Level 1 South Africa
South Africa's President announced the country is moving into Level 1 this evening. Photo: screenshot

President Cyril Ramaphosa has announced that South Africa is moving from Alert Level 3 into Level 1, effective from later this evening – Sunday 28 February 2021 – as soon as the regulations are gazetted.

This Friday it will be exactly a year since the coronavirus pandemic hit SA shores, with the first Covid-19 patient identified in SA. Since then over 1.5-million people in South Africa have been infected with the virus, and nearly 50,000 passed away from the disease.

The President said that in this past year much has changed… except for the spirit of South Africans who’ve endured hardship but “remained resolute and hopeful”.

Dramatic decline in Covid-19 cases in South Africa

Thanks to most in the country working together – by social distancing, wearing masks, and adhering to the restrictions set out in December when the country suffered its second more devastating wave – the nation has seen cases drop drastically.

The President said in the last week there have been under 10,000 new cases, compared to the last week of January when there were over 40,000 and the last week of December when there were 90,000.

He said this dramatic decline over the past eight weeks is due to public health measures, changes in behaviour and accumulating immunity in those who became infected.

Level 1 – what does it mean?

Based on these improvements, and after several consultations the SA Cabinet has decided the country is ready to move to Alert Level 1… although President Ramaphosa stressed that caution is still required as infections can suddenly rise again.

The new Level 1 regulations include:

  • curfew hours move from 12 midnight to 04h00
  • gatherings (religious, social, cultural) will be permitted subject to limitations on size and adhering to social distancing measures
  • the max number of people at any gathering will be 100 people for indoor venues and 250 for outdoor. Where a venue is too small with appropriate social distancing, it should not fill more than 50% of its capacity.
  • night vigils before or after funerals are still not permitted
  • night clubs remain closed
  • the sale of alcohol is permitted according to normal license provisions, but none maybe be sold during the hours of curfew
  • the wearing of masks in public places is still compulsory; and failure to wear a mask remains a criminal offence.
  • the 33 land border posts that were closed throughout this period remain closed. The other 20 remain open.
  • only 5 airports are open for international travel with standard infection control measure. These are OR Tambo (Joburg), Cape Town International Airport, King Shaka Airport (Durban), Kruger Mpumalanga, and Lanseria.

New variant is dominant

The president emphasised how important it is for South Africans to wear masks, practice social distancing and avoid crowds. “We cannot let our guard down,” he said.
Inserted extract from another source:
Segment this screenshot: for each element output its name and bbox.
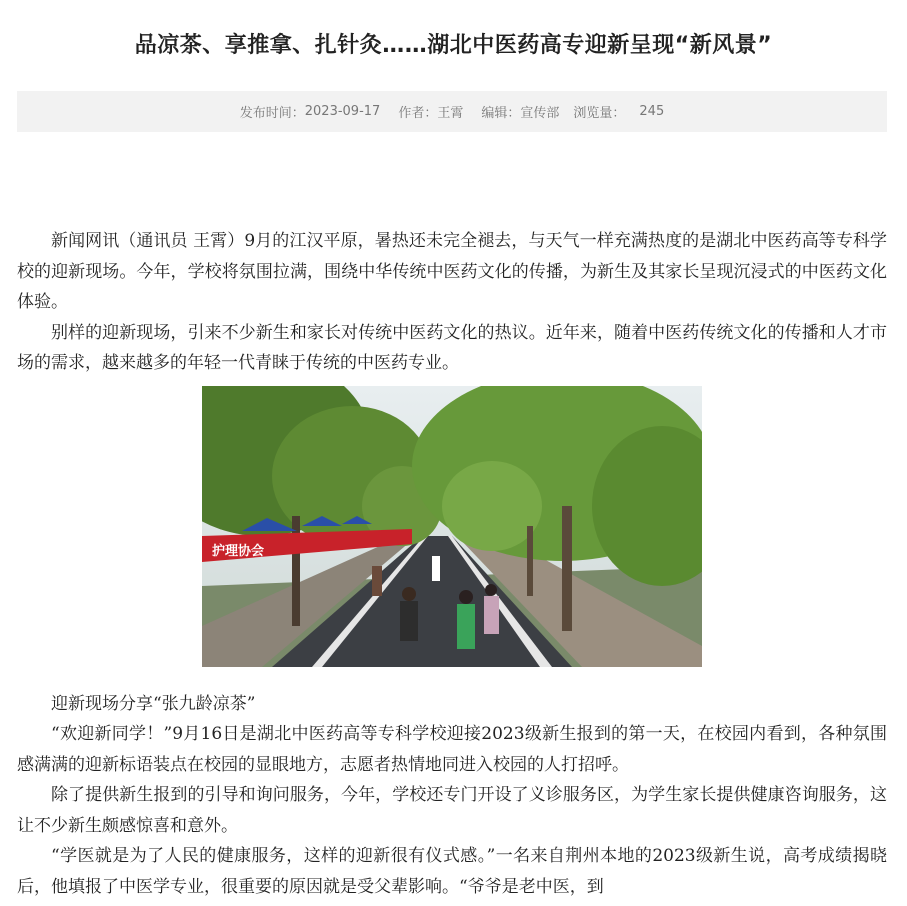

The 501.V2 variant is now the dominant variant in the country. It’s transmitted more easily and can infect more people and lead to a great strain on hospitals and loss of lives, said the President.

He urged South Africans to download the Covid Alert SA mobile app which notifies you if you’ve been exposed to the virus. He also implored South Africans to go for a test if you have any symptoms.

Vaccine rollout is going “extremely well”

The President said the country now has a clearer path to ultimately overcoming the disease. He paid tribute to SA’s amazing scientists who have made not only a national, but global contribution, to knowledge about the disease.

In the 10 days since the first phase of the vaccination programme was launched, more than 67,000 healthcare workers have been vaccinated.

“A new batch of 80,000 Johnson & Johnson vaccine doses arrived yesterday,” said the President.

He said “so far it has gone extremely well” and shows “what we can achieve when we work together”.

Vaccination sites have been established in all provinces with the number increasing next week from 17 to 49 – of which 32 are at public hospitals and 17 at private.

Once the vaccination of healthcare workers is completed, phase 2 will begin in late April to early May. This will include the elderly, essential workers and those with co-morbidities. More sites will be activated by then.

11 million doses from J&J

South Africa has signed an agreement for 11 million doses with J&J of which 2.8-million will be delivered in the second quarter, and the rest spread throughout the year.

Another 20 million are coming from Pfizer in the second quarter, as well as 12 million from the Covax facility. SA is also finalising the allocation of doses from the African Union.

Other discussions are underway.

The President expressed hope that consumer spending will now increase as regulations have been relaxed, helping restart the economy and create more jobs.